Dato il tema, dei ritrovamenti di Poggio Civitate si è parlato in diversi interventi, a partire da quello di Anthony Tuck, dell’Università Amherst del Massachusetts, arrivato appositamente dagli Stati Uniti per raccontare l’evoluzione di tre insediamenti successivi (una novità assoluta: finora erano considerati due), visto che da anni sta curando gli scavi a Murlo. Inoltre, Poggio Civitate sembra dimostrare che le tegole per i tetti potrebbero anche essere una “invenzione” locale, non importata dalla Grecia. Altre ipotesi riguardano un abbandono violento e non volontario di Poggio Civitate nell’ultimissima fase, forse per intervento dell’esercito della Città Sato di Chiusi. Interessante l’ipotesi di Francesco Roncalli dell’Università di Napoli Federico II, che ha dato una spiegazione del “cappellone”: sarebbe un sacerdote, insediato sul tetto a mediare simbolicamente tra i residenti e il culto degli antenati. Di Murlo ha parlato anche Adriano Maggiani, dell’Università di Venezia.

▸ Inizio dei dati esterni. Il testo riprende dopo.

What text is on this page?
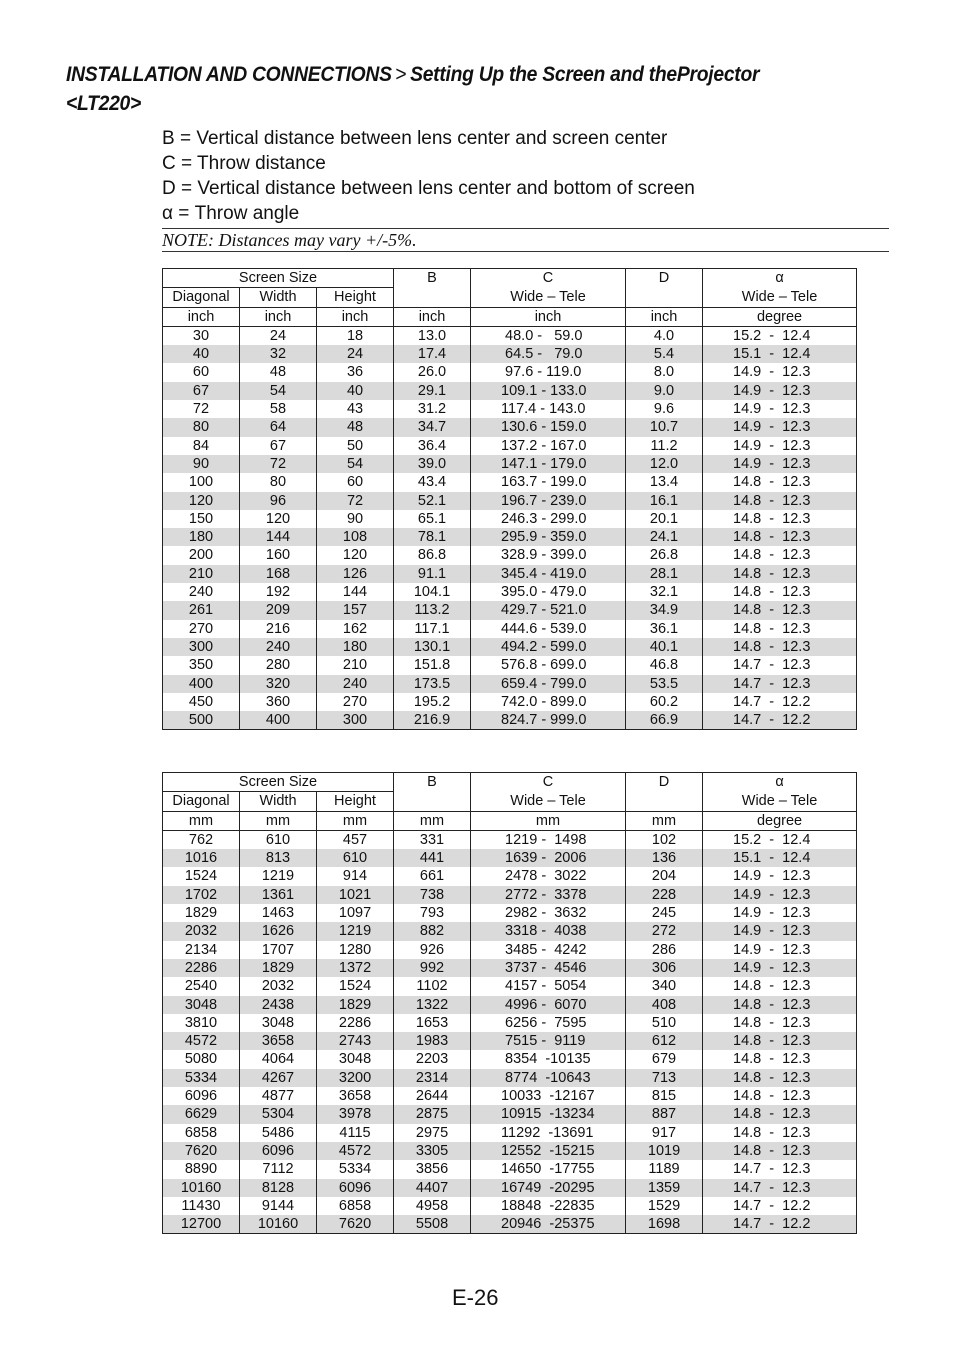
INSTALLATION AND CONNECTIONS > Setting Up the Screen and theProjector
<LT220>
B = Vertical distance between lens center and screen center
C = Throw distance
D = Vertical distance between lens center and bottom of screen
α = Throw angle
NOTE: Distances may vary +/-5%.
Screen Size			B	C	D	α
Diagonal	Width	Height		Wide – Tele		Wide – Tele
inch	inch	inch	inch	inch	inch	degree
30	24	18	13.0	48.0 -   59.0	4.0	15.2  -  12.4
40	32	24	17.4	64.5 -   79.0	5.4	15.1  -  12.4
60	48	36	26.0	97.6 - 119.0	8.0	14.9  -  12.3
67	54	40	29.1	109.1 - 133.0	9.0	14.9  -  12.3
72	58	43	31.2	117.4 - 143.0	9.6	14.9  -  12.3
80	64	48	34.7	130.6 - 159.0	10.7	14.9  -  12.3
84	67	50	36.4	137.2 - 167.0	11.2	14.9  -  12.3
90	72	54	39.0	147.1 - 179.0	12.0	14.9  -  12.3
100	80	60	43.4	163.7 - 199.0	13.4	14.8  -  12.3
120	96	72	52.1	196.7 - 239.0	16.1	14.8  -  12.3
150	120	90	65.1	246.3 - 299.0	20.1	14.8  -  12.3
180	144	108	78.1	295.9 - 359.0	24.1	14.8  -  12.3
200	160	120	86.8	328.9 - 399.0	26.8	14.8  -  12.3
210	168	126	91.1	345.4 - 419.0	28.1	14.8  -  12.3
240	192	144	104.1	395.0 - 479.0	32.1	14.8  -  12.3
261	209	157	113.2	429.7 - 521.0	34.9	14.8  -  12.3
270	216	162	117.1	444.6 - 539.0	36.1	14.8  -  12.3
300	240	180	130.1	494.2 - 599.0	40.1	14.8  -  12.3
350	280	210	151.8	576.8 - 699.0	46.8	14.7  -  12.3
400	320	240	173.5	659.4 - 799.0	53.5	14.7  -  12.3
450	360	270	195.2	742.0 - 899.0	60.2	14.7  -  12.2
500	400	300	216.9	824.7 - 999.0	66.9	14.7  -  12.2
Screen Size			B	C	D	α
Diagonal	Width	Height		Wide – Tele		Wide – Tele
mm	mm	mm	mm	mm	mm	degree
762	610	457	331	1219 -  1498	102	15.2  -  12.4
1016	813	610	441	1639 -  2006	136	15.1  -  12.4
1524	1219	914	661	2478 -  3022	204	14.9  -  12.3
1702	1361	1021	738	2772 -  3378	228	14.9  -  12.3
1829	1463	1097	793	2982 -  3632	245	14.9  -  12.3
2032	1626	1219	882	3318 -  4038	272	14.9  -  12.3
2134	1707	1280	926	3485 -  4242	286	14.9  -  12.3
2286	1829	1372	992	3737 -  4546	306	14.9  -  12.3
2540	2032	1524	1102	4157 -  5054	340	14.8  -  12.3
3048	2438	1829	1322	4996 -  6070	408	14.8  -  12.3
3810	3048	2286	1653	6256 -  7595	510	14.8  -  12.3
4572	3658	2743	1983	7515 -  9119	612	14.8  -  12.3
5080	4064	3048	2203	8354  -10135	679	14.8  -  12.3
5334	4267	3200	2314	8774  -10643	713	14.8  -  12.3
6096	4877	3658	2644	10033  -12167	815	14.8  -  12.3
6629	5304	3978	2875	10915  -13234	887	14.8  -  12.3
6858	5486	4115	2975	11292  -13691	917	14.8  -  12.3
7620	6096	4572	3305	12552  -15215	1019	14.8  -  12.3
8890	7112	5334	3856	14650  -17755	1189	14.7  -  12.3
10160	8128	6096	4407	16749  -20295	1359	14.7  -  12.3
11430	9144	6858	4958	18848  -22835	1529	14.7  -  12.2
12700	10160	7620	5508	20946  -25375	1698	14.7  -  12.2
E-26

Ai lavori congressuali, che si sono svolti con l’attenta regia di Giuseppe Maria della Fina della Fondazione Faina, ma anche direttore scientifico del festival Bluetrusco di Murlo, hanno partecipato etruscologi e storici del mondo antico provenienti da Università, Soprintendenze archeologiche, istituti di ricerca e musei sia italiani che stranieri.
Si è parlato, più in generale, delle forme d’insediamento e degli sviluppi dell’architettura civile nell’Italia preromana: un tema affrontato tenendo presenti i risultati della più recente ricerca archeologica. Il quadro delineato presenta novità considerevoli scaturite da campagne di scavo appositamente programmate e portate avanti negli ultimi anni o da scavi di emergenza.